Di sebuah rumah jawa. Kotagede.
Aku melintasi regol, seketika sebuah pendapa menghadang pandanganku. Bangunan tanpa sekat, ruang bagi pemilik rumah untuk terbuka dengan siapapun dan apapun. Terbuka, karena hanya terbangun dari empat saka guru dan dua belas saka ruwa menciptakan bayang yang doyong ke barat di atas ubin abu-abu, matahari baru saja naik. Pendapa itu selain terbuka juga 'terang', tak ada yang tertutup atau ditutupi di sini.
Kuputari pendapa yang memiliki tumpangsari bersusun lima itu dan langsung menuju pringgitan. Ruang antara pendapa dan dalem ageng, tempat di mana seorang dalang biasa melakonkan ringgit atau wayang. Sesampainya di emper, kuletakkan pantat, duduk, di gigirnya. Di sini, suasana tak seterang pringgitan apalagi pendapa. Tembok-tembok tebal yang mengepung emper dari kanan dan kiri menyiutkan cahaya.
Kuintip ruang dalam yang temaram. Mesti matahari sudah mulai terang, tapi cahayanya tak bisa lebih jauh menembus dalem ageng.

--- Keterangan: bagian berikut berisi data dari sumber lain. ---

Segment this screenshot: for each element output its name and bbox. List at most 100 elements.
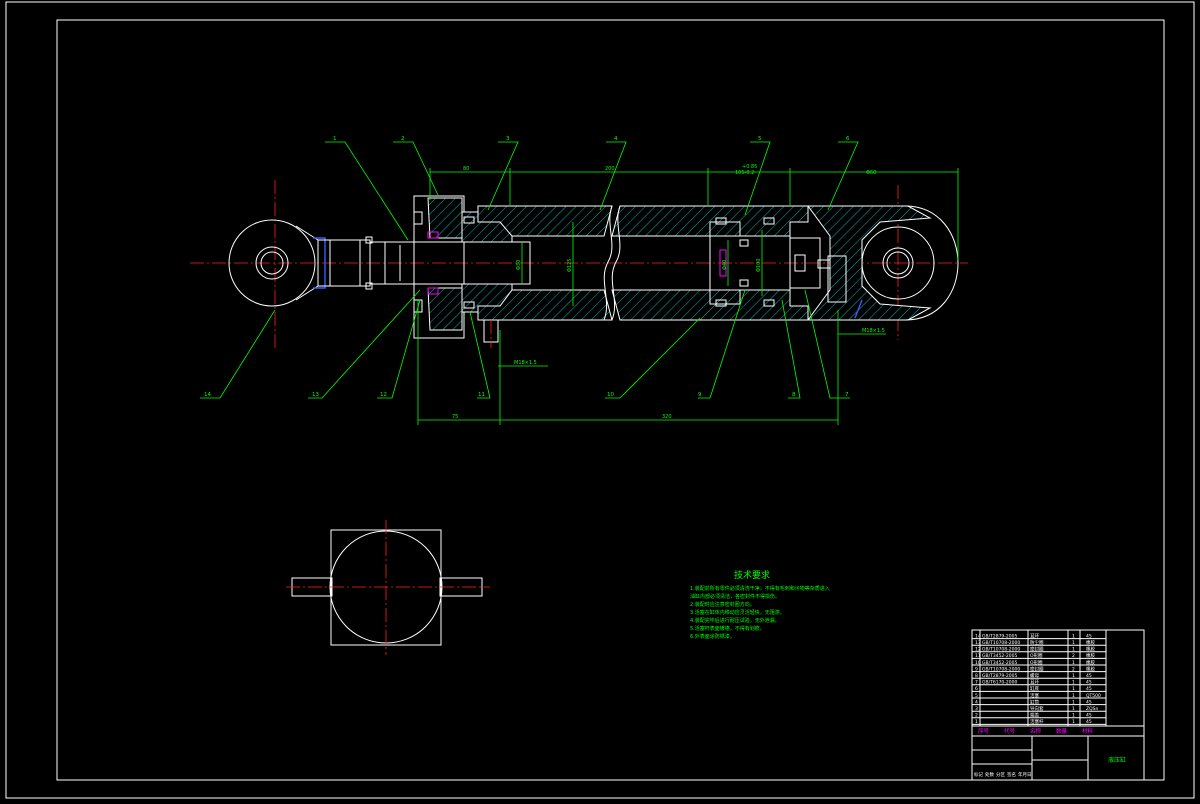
parts-cell: 7 [975, 680, 978, 686]
dim-top-left: 80 [463, 166, 469, 172]
parts-cell: 12 [975, 647, 981, 653]
parts-cell: O形圈 [1030, 659, 1043, 666]
parts-cell: 活塞杆 [1030, 718, 1044, 725]
parts-cell: 1 [1072, 713, 1075, 719]
parts-cell: GB/T3452-2005 [982, 653, 1018, 659]
parts-cell: 缸底 [1030, 685, 1039, 692]
parts-footer-label: 序号 [978, 727, 990, 735]
parts-cell: GB/T2879-2005 [982, 673, 1018, 679]
parts-cell: GB/T6170-2000 [982, 680, 1018, 686]
dim-piston-b: Φ100 [756, 259, 762, 272]
parts-cell: 45 [1086, 686, 1092, 692]
parts-cell: 1 [1072, 693, 1075, 699]
parts-cell: 2 [1072, 666, 1075, 672]
balloon-3: 3 [506, 136, 510, 142]
drawing-name: 液压缸 [1108, 756, 1126, 764]
parts-cell: 导向套 [1030, 705, 1044, 712]
parts-cell: 1 [975, 719, 978, 725]
dim-bottom-left: 75 [452, 414, 458, 420]
parts-cell: GB/T10708-2000 [982, 647, 1020, 653]
dim-bottom-right: 320 [662, 414, 672, 420]
cylinder-section-view [190, 180, 968, 350]
parts-cell: 2 [975, 713, 978, 719]
parts-cell: 缸筒 [1030, 698, 1039, 705]
dim-top-mid: 200 [605, 166, 615, 172]
tech-requirements: 技术要求 1.装配前所有零件必须清洗干净，不得有毛刺和污物等杂质进入 油缸内部必… [690, 569, 830, 640]
revision-label: 处数 [985, 771, 994, 778]
balloon-9: 9 [698, 392, 702, 398]
parts-cell: 5 [975, 693, 978, 699]
parts-cell: 8 [975, 673, 978, 679]
drawing-svg: 80 200 +0.85 105-0.2 Φ60 75 320 M18×1.5 … [5, 1, 1195, 799]
parts-footer-label: 名称 [1030, 727, 1042, 735]
parts-cell: ZQSn [1086, 706, 1098, 712]
dim-bore-diameter: Φ125 [567, 259, 573, 272]
balloon-4: 4 [614, 136, 618, 142]
parts-cell: 1 [1072, 640, 1075, 646]
parts-cell: 4 [975, 699, 978, 705]
parts-cell: 橡胶 [1086, 646, 1095, 653]
parts-list: 14 GB/T2879-2005 耳环 1 4513 GB/T10708-2000 防尘圈 1… [972, 630, 1107, 726]
tech-line-3: 2.装配时应注意密封圈方向。 [690, 601, 755, 608]
parts-cell: 螺母 [1030, 672, 1039, 679]
balloon-12: 12 [380, 392, 387, 398]
parts-cell: 1 [1072, 673, 1075, 679]
parts-cell: GB/T2879-2005 [982, 633, 1018, 639]
dim-piston-a: Φ40 [722, 260, 728, 270]
revision-label: 年月日 [1018, 771, 1032, 778]
dim-top-small-b: 105-0.2 [735, 170, 754, 176]
parts-cell: 橡胶 [1086, 639, 1095, 646]
parts-cell: 1 [1072, 647, 1075, 653]
parts-cell: 45 [1086, 633, 1092, 639]
tech-line-6: 5.活塞杆表面镀铬，不得有划痕。 [690, 625, 765, 632]
parts-cell: O形圈 [1030, 652, 1043, 659]
parts-cell: 密封圈 [1030, 646, 1044, 653]
parts-footer-label: 材料 [1082, 727, 1094, 735]
parts-cell: 1 [1072, 719, 1075, 725]
dim-top-right: Φ60 [866, 170, 876, 176]
parts-cell: 1 [1072, 699, 1075, 705]
parts-cell: 耳环 [1030, 680, 1039, 686]
parts-cell: 1 [1072, 633, 1075, 639]
parts-row: 7 GB/T6170-2000 耳环 1 45 [975, 680, 1092, 686]
parts-row: 14 GB/T2879-2005 耳环 1 45 [975, 633, 1092, 639]
parts-cell: 端盖 [1030, 712, 1039, 719]
balloon-7: 7 [845, 392, 849, 398]
cad-drawing-canvas[interactable]: 80 200 +0.85 105-0.2 Φ60 75 320 M18×1.5 … [0, 0, 1200, 800]
parts-cell: 45 [1086, 680, 1092, 686]
balloon-2: 2 [401, 136, 405, 142]
parts-cell: 13 [975, 640, 981, 646]
balloon-8: 8 [792, 392, 796, 398]
tech-line-4: 3.活塞在缸体内移动应灵活轻快，无阻滞。 [690, 609, 785, 616]
parts-cell: 45 [1086, 699, 1092, 705]
balloon-1: 1 [333, 136, 337, 142]
parts-cell: 1 [1072, 706, 1075, 712]
parts-cell: GB/T10708-2000 [982, 640, 1020, 646]
balloon-6: 6 [846, 136, 850, 142]
parts-cell: 3 [975, 706, 978, 712]
revision-label: 签名 [1007, 771, 1016, 778]
parts-cell: GB/T10708-2000 [982, 666, 1020, 672]
parts-footer-label: 数量 [1056, 727, 1068, 735]
parts-cell: 45 [1086, 719, 1092, 725]
parts-cell: 11 [975, 653, 981, 659]
dim-rod-diameter: Φ30 [516, 260, 522, 270]
tech-line-2: 油缸内部必须清洁，各密封件不得损伤。 [690, 593, 780, 600]
title-block: 液压缸 14 GB/T2879-2005 耳环 1 4513 GB/T10708-2000… [971, 629, 1145, 781]
parts-cell: 1 [1072, 660, 1075, 666]
parts-cell: 防尘圈 [1030, 639, 1044, 646]
parts-cell: 密封圈 [1030, 665, 1044, 672]
dim-port-right: M18×1.5 [862, 328, 885, 334]
tech-line-1: 1.装配前所有零件必须清洗干净，不得有毛刺和污物等杂质进入 [690, 585, 830, 592]
parts-cell: 10 [975, 660, 981, 666]
dim-port-left: M18×1.5 [514, 360, 537, 366]
balloon-13: 13 [312, 392, 319, 398]
tech-line-7: 6.外表面涂防锈漆。 [690, 633, 735, 640]
parts-footer-label: 代号 [1004, 727, 1016, 735]
balloon-14: 14 [204, 392, 211, 398]
parts-cell: GB/T3452-2005 [982, 660, 1018, 666]
tech-title: 技术要求 [734, 569, 770, 581]
parts-cell: 橡胶 [1086, 652, 1095, 659]
parts-cell: 耳环 [1030, 633, 1039, 639]
parts-cell: 45 [1086, 673, 1092, 679]
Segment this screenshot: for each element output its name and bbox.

Sepasang jendela berjeruji kayu yang mengapit pintu kayu berbilah dua, tak juga membantu sedikitpun ruang dalam itu mendapatkan sinar dan kehangatan matahari. Gelap.
Aku bangkit. Lantai emper yang sedikit lebih tinggi itu membuatku mencincing kain saat menaikinya. Selembar jarik kawung untuk jiwa yang suwung. Jarik yang ketat membebat tubuh itu menjaga langkah tidak tergesa-gesa dan membuatku memilih berjalan hati-hati daripada wirang karena terjungkal. Mata memicing untuk dapat melihat semuanya menjadi jelas. Perlu penyesuaian dari terang ke gelap selama beberapa detik sebelum kemudian dapat melihat satu setel meja kursi kayu, sebuah amben dan dua lemari kayu serta dua buah lampu senthir berkaki, setinggi 1 meter.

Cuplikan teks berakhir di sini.